Pardiss Kebriaei: Very simply, these transfers were unlawful, under international law. They were senseless, because these men had third country options for resettlement, and they were cruel and reckless. They now face a risk – they had a credible fear of persecution in Algeria. They’re facing now the prospect of an incommunicado detention for a period of weeks and then…
RT:I’m confused – you, and especially the colleague that has been dealing with these guys – wanted them released from Guantanamo. You've got your way, but now there’s still a problem?
PK: Well, these men were cleared – or our client Djamel Ameziane was cleared in 2009 – he was actually cleared under the Bush administration as well – his fear of return to Algeria was so severe that he wanted to stay in Guantanamo rather than be transferred to Algeria. He was seeking resettlement in a third country. And we knew, and the US government knew that there were options for his transfer to a safe third country, and despite those options it forcibly transferred him.
RT:So you’re saying that it’s better that they’re still in Guantanamo tonight?
PK: Our client would have said that he would rather had stayed in Guantanamo then to be transferred to Algeria where he is now.
RT:Why then America transferred him. Why have they done that if they knew about the dangers you are talking about?

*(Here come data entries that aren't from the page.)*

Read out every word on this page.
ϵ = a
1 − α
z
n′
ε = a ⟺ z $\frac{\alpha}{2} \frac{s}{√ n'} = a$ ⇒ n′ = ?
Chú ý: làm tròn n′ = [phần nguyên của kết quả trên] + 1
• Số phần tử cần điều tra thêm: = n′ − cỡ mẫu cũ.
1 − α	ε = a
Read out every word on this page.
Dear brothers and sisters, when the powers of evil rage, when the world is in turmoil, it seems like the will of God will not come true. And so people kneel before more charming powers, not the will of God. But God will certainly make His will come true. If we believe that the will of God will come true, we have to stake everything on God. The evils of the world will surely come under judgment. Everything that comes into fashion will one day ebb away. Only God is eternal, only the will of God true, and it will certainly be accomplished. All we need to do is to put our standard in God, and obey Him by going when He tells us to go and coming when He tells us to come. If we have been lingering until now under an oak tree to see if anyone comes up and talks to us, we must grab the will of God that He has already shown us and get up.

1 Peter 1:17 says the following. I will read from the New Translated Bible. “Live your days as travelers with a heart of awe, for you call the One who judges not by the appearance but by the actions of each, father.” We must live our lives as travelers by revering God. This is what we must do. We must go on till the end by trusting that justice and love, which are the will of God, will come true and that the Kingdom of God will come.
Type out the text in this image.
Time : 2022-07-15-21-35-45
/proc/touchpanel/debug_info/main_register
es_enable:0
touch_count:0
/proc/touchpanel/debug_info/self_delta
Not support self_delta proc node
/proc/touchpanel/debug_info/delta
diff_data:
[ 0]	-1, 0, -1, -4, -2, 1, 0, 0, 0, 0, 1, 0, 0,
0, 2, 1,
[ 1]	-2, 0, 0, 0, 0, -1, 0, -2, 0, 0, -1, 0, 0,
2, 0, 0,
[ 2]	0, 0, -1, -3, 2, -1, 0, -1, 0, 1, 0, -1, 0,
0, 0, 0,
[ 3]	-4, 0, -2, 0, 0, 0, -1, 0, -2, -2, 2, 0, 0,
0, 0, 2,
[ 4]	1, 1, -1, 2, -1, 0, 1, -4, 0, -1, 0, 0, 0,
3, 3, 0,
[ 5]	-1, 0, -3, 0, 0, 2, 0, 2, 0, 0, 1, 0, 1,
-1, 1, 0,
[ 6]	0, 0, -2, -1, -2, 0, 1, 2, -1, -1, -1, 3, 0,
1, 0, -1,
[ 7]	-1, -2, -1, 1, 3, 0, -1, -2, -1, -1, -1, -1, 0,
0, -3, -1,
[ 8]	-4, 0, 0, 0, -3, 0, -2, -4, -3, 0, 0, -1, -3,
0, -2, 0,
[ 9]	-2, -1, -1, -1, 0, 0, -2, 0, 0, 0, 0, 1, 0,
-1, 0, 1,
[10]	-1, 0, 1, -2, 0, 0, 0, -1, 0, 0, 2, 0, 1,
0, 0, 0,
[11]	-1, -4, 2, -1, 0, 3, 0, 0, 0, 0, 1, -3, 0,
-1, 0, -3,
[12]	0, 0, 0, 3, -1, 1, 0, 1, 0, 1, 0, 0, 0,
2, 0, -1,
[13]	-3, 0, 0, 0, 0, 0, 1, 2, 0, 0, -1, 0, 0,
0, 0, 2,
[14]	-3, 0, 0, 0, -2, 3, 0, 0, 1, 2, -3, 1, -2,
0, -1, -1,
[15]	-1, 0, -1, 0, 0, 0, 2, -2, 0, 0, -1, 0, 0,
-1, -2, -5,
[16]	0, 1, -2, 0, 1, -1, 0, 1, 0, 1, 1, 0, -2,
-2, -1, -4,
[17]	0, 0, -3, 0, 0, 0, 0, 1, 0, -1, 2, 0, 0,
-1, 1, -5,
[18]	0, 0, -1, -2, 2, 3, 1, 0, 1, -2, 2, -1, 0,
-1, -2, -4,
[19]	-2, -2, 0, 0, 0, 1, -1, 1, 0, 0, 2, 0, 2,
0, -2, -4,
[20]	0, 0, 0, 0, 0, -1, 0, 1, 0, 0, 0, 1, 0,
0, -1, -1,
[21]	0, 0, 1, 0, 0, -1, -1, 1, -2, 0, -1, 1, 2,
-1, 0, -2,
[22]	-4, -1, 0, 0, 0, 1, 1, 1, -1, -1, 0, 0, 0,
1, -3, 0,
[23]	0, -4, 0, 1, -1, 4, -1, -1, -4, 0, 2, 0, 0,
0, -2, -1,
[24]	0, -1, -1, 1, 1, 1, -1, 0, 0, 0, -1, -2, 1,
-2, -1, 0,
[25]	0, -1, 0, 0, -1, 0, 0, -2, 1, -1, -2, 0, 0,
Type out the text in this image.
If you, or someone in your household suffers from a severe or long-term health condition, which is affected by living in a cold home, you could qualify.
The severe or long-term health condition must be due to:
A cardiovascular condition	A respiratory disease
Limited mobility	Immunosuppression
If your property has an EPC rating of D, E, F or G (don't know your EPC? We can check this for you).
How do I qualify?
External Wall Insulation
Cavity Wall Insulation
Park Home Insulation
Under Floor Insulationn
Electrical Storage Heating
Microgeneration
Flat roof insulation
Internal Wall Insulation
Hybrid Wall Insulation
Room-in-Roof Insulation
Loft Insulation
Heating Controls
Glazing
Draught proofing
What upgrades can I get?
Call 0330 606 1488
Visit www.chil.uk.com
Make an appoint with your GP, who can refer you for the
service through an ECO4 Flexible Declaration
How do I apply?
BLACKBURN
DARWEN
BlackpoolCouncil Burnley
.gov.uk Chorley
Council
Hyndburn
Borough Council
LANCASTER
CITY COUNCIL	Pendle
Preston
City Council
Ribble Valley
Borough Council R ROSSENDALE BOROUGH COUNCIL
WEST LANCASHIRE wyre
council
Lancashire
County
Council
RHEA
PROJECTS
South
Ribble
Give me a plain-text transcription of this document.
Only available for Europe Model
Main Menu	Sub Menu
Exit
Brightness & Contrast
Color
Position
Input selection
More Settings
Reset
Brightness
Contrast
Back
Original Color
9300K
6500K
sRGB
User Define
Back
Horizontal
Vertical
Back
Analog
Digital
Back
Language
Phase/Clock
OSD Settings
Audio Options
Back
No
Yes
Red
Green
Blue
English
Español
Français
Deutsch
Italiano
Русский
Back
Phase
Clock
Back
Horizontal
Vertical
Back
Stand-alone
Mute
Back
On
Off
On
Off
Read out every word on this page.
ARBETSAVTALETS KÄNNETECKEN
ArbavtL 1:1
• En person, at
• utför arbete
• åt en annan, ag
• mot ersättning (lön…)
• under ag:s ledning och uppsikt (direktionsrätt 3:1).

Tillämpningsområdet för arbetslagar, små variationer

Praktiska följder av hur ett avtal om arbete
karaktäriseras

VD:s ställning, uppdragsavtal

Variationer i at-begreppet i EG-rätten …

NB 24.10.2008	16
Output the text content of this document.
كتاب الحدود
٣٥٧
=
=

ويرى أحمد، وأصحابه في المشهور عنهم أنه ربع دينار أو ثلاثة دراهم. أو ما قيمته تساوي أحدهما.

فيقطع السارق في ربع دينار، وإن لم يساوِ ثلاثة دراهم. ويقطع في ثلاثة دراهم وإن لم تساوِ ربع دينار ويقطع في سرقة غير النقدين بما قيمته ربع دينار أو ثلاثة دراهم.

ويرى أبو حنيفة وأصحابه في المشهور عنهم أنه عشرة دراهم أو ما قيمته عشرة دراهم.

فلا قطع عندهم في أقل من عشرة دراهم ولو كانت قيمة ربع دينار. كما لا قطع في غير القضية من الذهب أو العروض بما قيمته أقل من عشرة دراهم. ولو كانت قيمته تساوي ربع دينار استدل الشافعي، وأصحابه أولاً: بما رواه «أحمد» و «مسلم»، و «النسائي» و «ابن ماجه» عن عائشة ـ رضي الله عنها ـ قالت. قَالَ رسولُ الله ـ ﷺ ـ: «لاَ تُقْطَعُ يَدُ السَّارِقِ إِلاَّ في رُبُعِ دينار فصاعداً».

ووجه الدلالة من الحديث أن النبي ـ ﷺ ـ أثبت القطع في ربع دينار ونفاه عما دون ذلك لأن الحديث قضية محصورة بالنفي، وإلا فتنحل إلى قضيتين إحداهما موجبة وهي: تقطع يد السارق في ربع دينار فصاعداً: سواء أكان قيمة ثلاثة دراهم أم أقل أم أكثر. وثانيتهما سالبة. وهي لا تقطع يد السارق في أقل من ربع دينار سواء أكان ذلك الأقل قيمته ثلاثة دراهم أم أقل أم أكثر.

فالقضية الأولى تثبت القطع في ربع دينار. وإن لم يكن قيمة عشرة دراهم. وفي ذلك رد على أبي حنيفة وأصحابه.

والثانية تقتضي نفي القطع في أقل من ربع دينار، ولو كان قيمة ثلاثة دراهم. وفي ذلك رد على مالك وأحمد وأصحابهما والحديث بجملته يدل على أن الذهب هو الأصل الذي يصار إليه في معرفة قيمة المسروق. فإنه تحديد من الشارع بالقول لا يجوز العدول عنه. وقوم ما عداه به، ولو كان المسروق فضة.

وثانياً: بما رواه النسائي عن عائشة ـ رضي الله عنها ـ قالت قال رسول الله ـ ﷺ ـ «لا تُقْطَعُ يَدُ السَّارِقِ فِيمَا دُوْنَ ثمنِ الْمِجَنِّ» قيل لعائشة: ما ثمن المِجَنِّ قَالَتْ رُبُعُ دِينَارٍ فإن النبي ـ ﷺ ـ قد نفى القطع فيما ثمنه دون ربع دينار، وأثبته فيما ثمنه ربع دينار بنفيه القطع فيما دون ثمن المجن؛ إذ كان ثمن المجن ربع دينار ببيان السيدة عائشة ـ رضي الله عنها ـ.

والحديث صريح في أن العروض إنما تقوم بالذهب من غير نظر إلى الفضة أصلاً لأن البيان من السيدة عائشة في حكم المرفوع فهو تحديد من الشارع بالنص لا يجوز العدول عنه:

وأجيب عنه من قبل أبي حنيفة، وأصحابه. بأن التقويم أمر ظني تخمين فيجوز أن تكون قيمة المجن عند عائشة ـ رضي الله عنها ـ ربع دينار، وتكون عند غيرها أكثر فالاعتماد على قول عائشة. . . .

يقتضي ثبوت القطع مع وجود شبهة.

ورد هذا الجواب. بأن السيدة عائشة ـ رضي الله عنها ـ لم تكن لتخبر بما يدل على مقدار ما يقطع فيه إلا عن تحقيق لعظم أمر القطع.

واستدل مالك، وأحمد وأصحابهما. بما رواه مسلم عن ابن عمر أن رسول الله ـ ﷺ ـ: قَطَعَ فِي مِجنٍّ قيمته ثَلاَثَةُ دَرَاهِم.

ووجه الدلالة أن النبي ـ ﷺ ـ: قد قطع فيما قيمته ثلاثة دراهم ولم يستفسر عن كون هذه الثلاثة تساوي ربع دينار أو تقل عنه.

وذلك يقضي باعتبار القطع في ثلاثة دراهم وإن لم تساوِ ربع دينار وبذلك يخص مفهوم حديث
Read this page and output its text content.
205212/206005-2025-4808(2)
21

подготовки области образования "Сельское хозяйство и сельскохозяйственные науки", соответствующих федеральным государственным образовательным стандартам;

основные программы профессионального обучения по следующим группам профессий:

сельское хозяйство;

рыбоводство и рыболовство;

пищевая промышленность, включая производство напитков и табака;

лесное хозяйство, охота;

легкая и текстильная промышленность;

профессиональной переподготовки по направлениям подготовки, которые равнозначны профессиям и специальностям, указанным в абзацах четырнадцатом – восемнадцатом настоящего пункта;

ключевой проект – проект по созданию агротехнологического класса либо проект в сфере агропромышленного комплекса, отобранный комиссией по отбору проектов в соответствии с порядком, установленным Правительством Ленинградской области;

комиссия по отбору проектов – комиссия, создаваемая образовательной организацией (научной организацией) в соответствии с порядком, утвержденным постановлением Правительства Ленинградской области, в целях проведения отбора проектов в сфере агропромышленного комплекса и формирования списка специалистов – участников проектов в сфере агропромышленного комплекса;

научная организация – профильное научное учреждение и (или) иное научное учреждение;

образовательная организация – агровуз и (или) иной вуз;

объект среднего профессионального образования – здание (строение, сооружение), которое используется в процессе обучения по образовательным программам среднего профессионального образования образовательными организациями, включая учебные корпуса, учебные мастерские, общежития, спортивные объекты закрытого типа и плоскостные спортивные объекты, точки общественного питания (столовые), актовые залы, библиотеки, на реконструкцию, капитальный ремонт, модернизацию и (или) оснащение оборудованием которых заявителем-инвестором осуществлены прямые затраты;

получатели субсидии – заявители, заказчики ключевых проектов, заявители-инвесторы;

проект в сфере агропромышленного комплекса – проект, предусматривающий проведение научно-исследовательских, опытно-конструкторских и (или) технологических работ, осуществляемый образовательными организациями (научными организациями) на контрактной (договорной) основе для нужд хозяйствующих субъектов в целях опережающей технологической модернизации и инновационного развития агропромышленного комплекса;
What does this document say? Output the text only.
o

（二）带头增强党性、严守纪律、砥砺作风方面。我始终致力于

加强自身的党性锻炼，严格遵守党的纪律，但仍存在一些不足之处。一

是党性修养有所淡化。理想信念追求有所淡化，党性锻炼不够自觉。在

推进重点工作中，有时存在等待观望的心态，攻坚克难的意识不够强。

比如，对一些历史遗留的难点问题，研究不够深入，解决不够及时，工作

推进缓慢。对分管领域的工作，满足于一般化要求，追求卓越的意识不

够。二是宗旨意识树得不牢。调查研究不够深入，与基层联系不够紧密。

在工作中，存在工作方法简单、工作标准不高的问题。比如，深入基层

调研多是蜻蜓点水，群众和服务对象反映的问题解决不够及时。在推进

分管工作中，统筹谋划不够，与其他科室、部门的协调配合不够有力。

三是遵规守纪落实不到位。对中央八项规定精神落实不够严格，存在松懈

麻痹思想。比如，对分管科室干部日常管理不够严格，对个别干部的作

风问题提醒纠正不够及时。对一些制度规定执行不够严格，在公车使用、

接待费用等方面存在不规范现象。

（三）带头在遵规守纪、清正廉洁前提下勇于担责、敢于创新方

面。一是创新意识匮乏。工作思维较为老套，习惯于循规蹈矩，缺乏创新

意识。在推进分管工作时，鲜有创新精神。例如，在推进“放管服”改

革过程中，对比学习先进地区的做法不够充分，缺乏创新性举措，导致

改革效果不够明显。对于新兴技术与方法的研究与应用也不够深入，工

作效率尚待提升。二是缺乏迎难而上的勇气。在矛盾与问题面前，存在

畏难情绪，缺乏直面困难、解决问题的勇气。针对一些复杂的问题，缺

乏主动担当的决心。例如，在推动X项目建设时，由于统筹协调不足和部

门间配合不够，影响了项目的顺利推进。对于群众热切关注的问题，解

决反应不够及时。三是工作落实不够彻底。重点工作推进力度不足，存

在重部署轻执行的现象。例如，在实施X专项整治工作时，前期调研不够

PK: It’s a good question and I think this is the question to ask the State Department and the government. This is not the way to close Guantanamo. If the US wanted to transfer man out of the prison, there are 56 Yemenis who want to go home. Many of them want to go home. There are countries to send people to where they do not face the fears that these man had. So it is senseless, mystifying and confusing and unlawful that this happened.
RT:Are you any closer with your colleagues any closer at sorting out these men’s treatment in Guantanamo?
PK: There have been a trickle of transfers since a major speech that President Obama made in May of this year announcing a re-commitment at closing the prison. This came only after a mass hunger strike at the prison, which is the only reason that prompted any action by the US government. But it did prompt a speech, more words, important words and some steps but in terms of actual transfers we have seen a trickle. There were two Algerians who went voluntarily before these transfers. And there were two Sudanese men that were just transferred and there were these two Algerian men, our client Djamel and another one Belkacem Bensayah who was forcibly transferred. That isn't enough progress by any stretch.
RT:Our correspondent when visiting a prison was not allowed access to any single prisoner inside the prison. Are you surprised at that?
PK: That is the way it has been at Guantanamo since the beginning. There has never been a direct access to the men themselves or the opportunity for the press to visit the prison and get more than a press tour, to actually be able to meet with men individually. There’re has not been access for independent, international human rights monitors. So no, I’m not surprised.